3. Positiv-Kampagnen
Der Widerspruch zwischen umweltpolitischem Bewusstsein und ausbleibenden Taten spiegelt sich auch in der Bevölkerung wider. Ein ökologischer Konsens auf parteipolitischer Ebene wird im Sand verlaufen, wenn er nicht von einer breiten öffentlichen Zustimmung getragen wird. Die notwendigen Veränderungen unserer Lebensweise seien allerdings nicht durch das Ausmalen immer neuer Katastrophenszenarien zu erzwingen, so Giddens. Neben der Schaffung neuer (z.B. finanzieller) Anreize zur Umstellung liebgewonnener Gewohnheiten sollten Umweltkampagnen vielmehr optimistische Botschaften vermitteln. Der amerikanische Bürgerrechtler Martin Luther King Jr. habe seine berühmte Rede vom 28. August 1963 schließlich nicht mit dem Ausruf "I have a nightmare!" gekrönt, wie Giddens unter allgemeiner Erheiterung feststellte.
4. Gerechtigkeit
Wenn die kommenden Lasten des Klimawandels gerecht verteilt werden sollen, müssen die Verursacher der CO²-Emissionen klar benannt werden. Die gegenwärtig übliche Berechnung der internationalen CO²-Bilanzen berücksichtigt die Standorte der CO²-intensiven Produktion und ignoriert den Verbrauch der so produzierten Güter. Industriestaaten wie Großbritannien, die ihre Produktionsstätten auslagern, rechnen sich Anthony Giddens zufolge deshalb zugleich ihre Emissions-Bilanz schön. Auf der anderen Seite steigt der CO²-Ausstoß von Entwicklungsländern, die als "verlängerte Werkbank" der OECD-Länder fungieren. Chinas Emissions-Bilanz fiele Giddens zufolge um einiges günstiger aus, wenn dieser Zusammenhang berücksichtigt würde.
Vom "American Way of Life" zum "Utopischen Realismus"

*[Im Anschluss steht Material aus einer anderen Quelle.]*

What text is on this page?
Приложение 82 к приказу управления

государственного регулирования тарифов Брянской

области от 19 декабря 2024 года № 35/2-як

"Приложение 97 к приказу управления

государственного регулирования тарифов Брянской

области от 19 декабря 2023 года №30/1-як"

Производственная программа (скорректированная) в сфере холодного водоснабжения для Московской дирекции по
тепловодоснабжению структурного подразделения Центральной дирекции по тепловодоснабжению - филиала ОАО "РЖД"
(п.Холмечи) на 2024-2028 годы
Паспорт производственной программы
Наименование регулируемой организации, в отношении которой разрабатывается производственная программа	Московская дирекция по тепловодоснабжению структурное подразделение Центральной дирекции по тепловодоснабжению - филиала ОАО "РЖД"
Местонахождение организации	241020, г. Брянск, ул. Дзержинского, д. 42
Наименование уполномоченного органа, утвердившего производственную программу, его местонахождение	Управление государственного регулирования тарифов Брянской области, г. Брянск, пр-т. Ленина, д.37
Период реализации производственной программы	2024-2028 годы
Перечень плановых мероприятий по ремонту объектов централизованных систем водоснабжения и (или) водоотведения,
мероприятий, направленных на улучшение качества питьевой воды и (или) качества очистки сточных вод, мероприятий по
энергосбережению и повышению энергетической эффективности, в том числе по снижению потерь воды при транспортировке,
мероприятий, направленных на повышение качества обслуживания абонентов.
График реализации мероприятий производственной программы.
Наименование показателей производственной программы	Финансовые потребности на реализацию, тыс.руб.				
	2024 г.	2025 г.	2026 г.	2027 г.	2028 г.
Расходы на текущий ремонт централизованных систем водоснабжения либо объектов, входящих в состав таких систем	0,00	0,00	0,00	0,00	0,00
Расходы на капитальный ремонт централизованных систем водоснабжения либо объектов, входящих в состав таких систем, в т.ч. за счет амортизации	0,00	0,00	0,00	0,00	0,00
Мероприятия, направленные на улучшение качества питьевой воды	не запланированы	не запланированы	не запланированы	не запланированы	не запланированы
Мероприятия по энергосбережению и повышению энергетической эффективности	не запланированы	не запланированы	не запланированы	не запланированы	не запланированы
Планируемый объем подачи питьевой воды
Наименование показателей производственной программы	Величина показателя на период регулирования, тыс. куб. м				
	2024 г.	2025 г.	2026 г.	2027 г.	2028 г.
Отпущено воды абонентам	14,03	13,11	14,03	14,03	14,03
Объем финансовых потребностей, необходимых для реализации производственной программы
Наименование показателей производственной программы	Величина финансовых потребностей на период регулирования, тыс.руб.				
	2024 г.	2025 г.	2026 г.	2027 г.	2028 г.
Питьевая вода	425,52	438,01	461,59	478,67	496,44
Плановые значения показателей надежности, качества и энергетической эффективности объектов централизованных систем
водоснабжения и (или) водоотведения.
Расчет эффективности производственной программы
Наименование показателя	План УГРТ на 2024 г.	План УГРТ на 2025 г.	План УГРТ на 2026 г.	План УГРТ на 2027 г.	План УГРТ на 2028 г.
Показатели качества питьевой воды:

Der westliche Lebensstil, der zu gutem Teil auf dem Konsum CO²-intensiver Güter beruht und in der Form des "American Way of Life" zum globalen Entwicklungsmodell wurde, kann in seiner jetzigen Form nicht mehr lange aufrecht erhalten werden. Um ein neues Zivilisationsmodell zu entwickeln, wird nach Ansicht von Anthony Giddens ein "utopischer Realismus" vonnöten sein. Mutige und vorausschauende Politiker müssten ambitionierte Handlungsszenarien, die von wirklichkeitsnahen Voraussetzungen ausgingen, auf die politische Tagesordnung setzen. Als konkrete Beispiele nannte Giddens einen Ausbau des europäischen Schnellzug-Netzwerks und die einfache wie radikale Vorgabe, keine Kohlekraftwerke mehr zu bauen.
Dass Giddens für eine zügige Reduzierung von CO²-Emissionen auch den Einsatz von Atomkraftwerken befürwortete, stieß im Publikum auf die deutlichsten Vorbehalte des Abends. Ralf Fücks, Vorstandsmitglied der Heinrich-Böll-Stiftung, stellte zum Beispiel fest, dass Giddens nationalstaatliche Perspektive ungeeignet sei, um das Entwicklungspotential erneuerbarer Energien gerade in Europa richtig einzuschätzen. So ließe sich eine effektive Energieerzeugung und -verteilung z.B. mit der Errichtung eines neuen europäischen Energienetzwerks ("Smart-Grids") auch ohne Atomkraft erreichen.